A Day’s Allotment of Writing Time Later

I reached the end of the first draft of the novel I’ve been working on. I knew I was close to it, but it caught me by surprise. I started this project with a few broad strokes, one of which was the ending, so I knew it was coming but I wasn’t entirely sure what form it would take. I started this project for National Novel Writing Month 2020, did about half of it in the first pass, fell off working on it for most of 2021, and then finished it yesterday. Well, I reached the end, anyway.

“Finished” is a strong phrase that carries a great deal of implication with it that I’d like to avoid. It’s a rough draft. Emphasis on rough. It is complete, in that all the parts are there, but I don’t think it is ready for another people to read. I need to pull it apart, line up the pieces more neatly, make sure they’re all the same type of material, and then stitch it back together again. Plus all the usual stuff, like editing for world consistency (and I know there’s a few major problems there already), changing it from “writing what I see in my head” into “writing a story that moves smoothly,” and some level of copy editing since I don’t really check to make sure I’m using the right its/it’s on my initial pass.

Despite all the work yet to do, this is only the second time I’ve actually reached the end of a novel. The first time was a while ago, back in 2015 or 2016, and that story was a bit of a dumpster fire. I started rewriting it, but never finished it. I don’t think I was ready for something like that and my experience with daily blogging in 2017 and 2018 proved that inclination right. I think I could take a more successful stab at it nowadays, but I’d rather spend my time on this story right now. Feels more urgent and relevant. And like it’s a better story, too.

I should feel proud of myself for reaching this milestone. I should feel anything. Right now, though, all I feel is mild confusion about what methods I’ll use to do the stuff I want to do for editing and improving this story. I’ve got some ideas, but I’ve never had the opportunity or cause to use them before, so this will be a new experience for me. Which should also be exciting, but it just sort of feels like another day at the office.

I think that’s a result of how I’ve managed to build my writing expectations/tolerance/discipline over the past four months. From almost-daily blog posts to writing an extra 1000-2000 words a day for a month and now I’m continuing that with a brief break from word counts to figure out how to do the editing stuff I want to do. I used to think I’d print this sort of stuff out. That’s what I did for the last story I reached the end of. This story is twice that one’s length, though, and the thought of spending that much money on printing something just so I can have a physical copy of it feels wasteful.
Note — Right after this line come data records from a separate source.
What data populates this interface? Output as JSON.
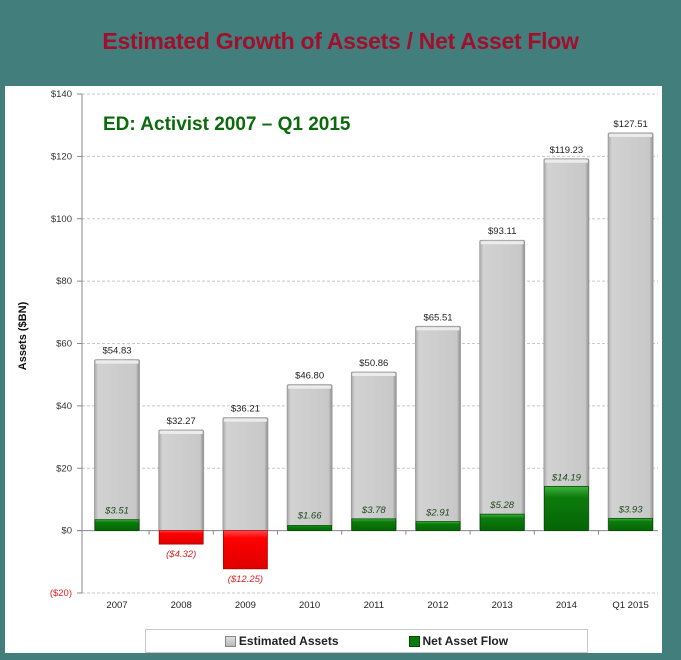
{
  "page_title": "Estimated Growth of Assets / Net Asset Flow",
  "colors": {
    "background": "#417e7c",
    "title": "#a0102e",
    "subtitle": "#0b6a0b",
    "assets_bar": "#c8c8c8",
    "flow_positive": "#0a7a0a",
    "flow_negative": "#ff0000",
    "negative_text": "#e02020"
  },
  "chart_data": {
    "type": "bar",
    "title": "ED: Activist 2007 – Q1 2015",
    "xlabel": "",
    "ylabel": "Assets ($BN)",
    "ylim": [
      -20,
      140
    ],
    "yticks": [
      -20,
      0,
      20,
      40,
      60,
      80,
      100,
      120,
      140
    ],
    "ytick_labels": [
      "($20)",
      "$0",
      "$20",
      "$40",
      "$60",
      "$80",
      "$100",
      "$120",
      "$140"
    ],
    "grid": true,
    "legend_position": "bottom",
    "categories": [
      "2007",
      "2008",
      "2009",
      "2010",
      "2011",
      "2012",
      "2013",
      "2014",
      "Q1 2015"
    ],
    "series": [
      {
        "name": "Estimated Assets",
        "values": [
          54.83,
          32.27,
          36.21,
          46.8,
          50.86,
          65.51,
          93.11,
          119.23,
          127.51
        ],
        "labels": [
          "$54.83",
          "$32.27",
          "$36.21",
          "$46.80",
          "$50.86",
          "$65.51",
          "$93.11",
          "$119.23",
          "$127.51"
        ]
      },
      {
        "name": "Net Asset Flow",
        "values": [
          3.51,
          -4.32,
          -12.25,
          1.66,
          3.78,
          2.91,
          5.28,
          14.19,
          3.93
        ],
        "labels": [
          "$3.51",
          "($4.32)",
          "($12.25)",
          "$1.66",
          "$3.78",
          "$2.91",
          "$5.28",
          "$14.19",
          "$3.93"
        ]
      }
    ]
  },
  "legend": {
    "items": [
      {
        "label": "Estimated Assets",
        "icon": "gray-square-icon"
      },
      {
        "label": "Net Asset Flow",
        "icon": "green-square-icon"
      }
    ]
  }
}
Maybe this is the time for me to learn how to use Scrivener.

Regardless, this was an accomplishment. There is more work to do, but I will actually be working on draft two, now. I’m fond of saying “you can’t write draft 2 until you’ve finished draft 1” and explaining that rewriting things before you finish draft 1 is just re-doing draft 1, not writing draft 2, but now I’m actually on draft 2 and the distinction I was making feels kind of pointless. Draft 2 is just draft 1 all over again, but better.

As usual, I’m probably overanalyzing this. Nothing wrong with that, though. I’ve earned it since I’ve firmly launched myself into uncharted territory and, so far, it hasn’t stopped me from actually getting work done. Time will tell if this sort of analysis is useful or detrimental to my process, but right now I feel like I should be feeling some kind of way about this and I just don’t feel any kind of way about it. Maybe it’ll finally hit me in a day or three, but right now it just feels like I completed a day’s allotment of writing time and nothing else.